The Gortzen couple was earlier ordered by the lower court to pay the new owner R244 855 - the cost to fix the damp problems.

This is after buyer Ardyn Moolman turned to the lower court to either have the purchase price of the house lowered or to have the buyers pay for the repairs. The court chose the latter option.

Aggrieved with this ruling, the Gortzens turned to the Gauteng High Court, Johannesburg, to appeal the lower court’s ruling. The high court, however, turned down the appeal.

Following the divorce of the Gortzens, they decided to sell the house. The wife, however, remained in the house to oversee some work done to the property in preparation of the sale.

She obtained the services of painting contractors, and they undertook superficial repairs of the property – primarily by patching and refilling cracks and marks in the paint, and re-painting. The property was put on show shortly thereafter.

Moolman made an offer to purchase and a sale agreement was concluded between her and the sellers.
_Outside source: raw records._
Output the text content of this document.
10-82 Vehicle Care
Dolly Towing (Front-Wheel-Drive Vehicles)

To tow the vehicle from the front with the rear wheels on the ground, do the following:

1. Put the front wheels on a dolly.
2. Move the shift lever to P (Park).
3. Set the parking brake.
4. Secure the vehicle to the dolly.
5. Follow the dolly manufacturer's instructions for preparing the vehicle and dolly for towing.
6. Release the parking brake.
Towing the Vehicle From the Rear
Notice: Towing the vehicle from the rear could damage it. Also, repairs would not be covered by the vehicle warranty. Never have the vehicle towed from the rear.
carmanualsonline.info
It included a voetstoots clause. It also contained a defects disclosure form, which stated “the seller further confirms... that there are no latent defects in any of the following items unless likewise disclosed by placing a cross in the relevant blocks”.

None of the items in the disclosure list was checked, including the listed item “dampness in walls/ floors”.

Moolman paid the full purchase price and after transfer, she was given the keys to the property.

In planning for renovations to the property, she discovered damp, triggering the present proceedings.

The issue earlier before the lower court was whether (one or both of) the sellers were liable for the cost of repairing damp in and around the property, in light of the voetstoots clause in the sale agreement. The magistrate found that both the sellers were liable.

Mr Gortzen was unhappy with the magistrate’s finding that there was in fact damp across the property, and that this constituted a latent defect amenable to a claim. His version was that he was aware of dampness in only two areas - the kitchen and dining room.

The high court said the finding that there was damp in and around the property cannot be gainsaid. It was agreed between the seller and the buyer’s experts that the interior walls of the garage, the entrance hall and the windows by the water feature, the entire perimeter wall, the west side exterior wall, and the columns were affected by damp.

This damp qualified as a defect because it affected the use and value of the property, the court said.

Both appellants (the sellers) disputed that they were aware of the defects at issue, and that they concealed them from the buyer.

Mrs Gortzen’s version was that during her marriage to her now former husband, she was not responsible for the maintenance of the property. It was attended to by her husband.

She said he had not apprised her of either the bubbling paint in the dining room or the damp smell in the kitchen. She was consequently wholly unaware of any damp issues in or around the property – a position she submitted was consistent with the experts’ evidence that damp can go undetected for years.

She also testified that she retained a number of contractors to “beautify” the property in advance of marketing it for sale in the hope that, by neatening it up, she and her husband would sell the property as quickly as possible and fetch the best possible price.

Mrs Gortzen said because she was herself ignorant of the dampness, she could not have sought to conceal it. The lower court, however, found that on a balance of probabilities, both she and her husband at the time had known of the damp and had designedly concealed it during the sale.

Their appeal was subsequently turned down.